Il invoque à cette fin l’application de l’article 12, alinéa 5, de la convention collective nationale de l’EPLN selon lequel « conformément aux dispositions résultant de l’article L. 3121-19 du code du travail, chacune des heures complémentaires effectuées au-delà du dixième de la durée hebdomadaire ou mensuelle fixée au contrat de travail à temps partiel donne lieu à une majoration de salaire de 25% ».

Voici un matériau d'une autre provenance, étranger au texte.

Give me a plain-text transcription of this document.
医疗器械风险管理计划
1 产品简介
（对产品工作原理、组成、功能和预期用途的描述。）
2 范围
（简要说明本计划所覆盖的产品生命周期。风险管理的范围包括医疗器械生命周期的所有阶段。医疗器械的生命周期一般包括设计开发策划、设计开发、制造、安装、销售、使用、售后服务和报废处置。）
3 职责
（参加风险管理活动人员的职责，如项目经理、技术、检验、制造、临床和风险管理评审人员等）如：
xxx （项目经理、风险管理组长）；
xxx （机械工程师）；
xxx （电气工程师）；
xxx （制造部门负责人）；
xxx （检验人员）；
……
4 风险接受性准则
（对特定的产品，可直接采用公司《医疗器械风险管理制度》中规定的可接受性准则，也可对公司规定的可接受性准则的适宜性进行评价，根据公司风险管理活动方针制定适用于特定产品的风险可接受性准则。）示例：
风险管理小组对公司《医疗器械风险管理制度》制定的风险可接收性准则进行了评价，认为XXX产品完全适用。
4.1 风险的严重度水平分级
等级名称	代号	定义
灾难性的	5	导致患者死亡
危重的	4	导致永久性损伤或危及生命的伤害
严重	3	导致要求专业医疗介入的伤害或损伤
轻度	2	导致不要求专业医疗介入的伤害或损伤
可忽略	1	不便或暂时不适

La cour relève d’abord que M. [O] [L], qui travaillait à temps partiel, invoque justement l’application de cette disposition. Le fait qu’il ait accepté d’effectuer un nombre d’heures complémentaires supérieur au tiers de la durée annuelle minimale n’implique pas sa renonciation au bénéfice de la majoration de la rémunération de ces heures complémentaires.
L’article L. 3123-29 du code du travail s’applique en outre aux heures complémentaires qu’il a effectuées. Il prévoit que « le temps de majoration des heures complémentaires est de 10 % pour chacune des heures complémentaires accomplies dans la limite du dixième des heures prévues au contrat de travail et de 25 % pour chacune des heures accomplies entre le dixième et le tiers des heures prévues au contrat de travail ».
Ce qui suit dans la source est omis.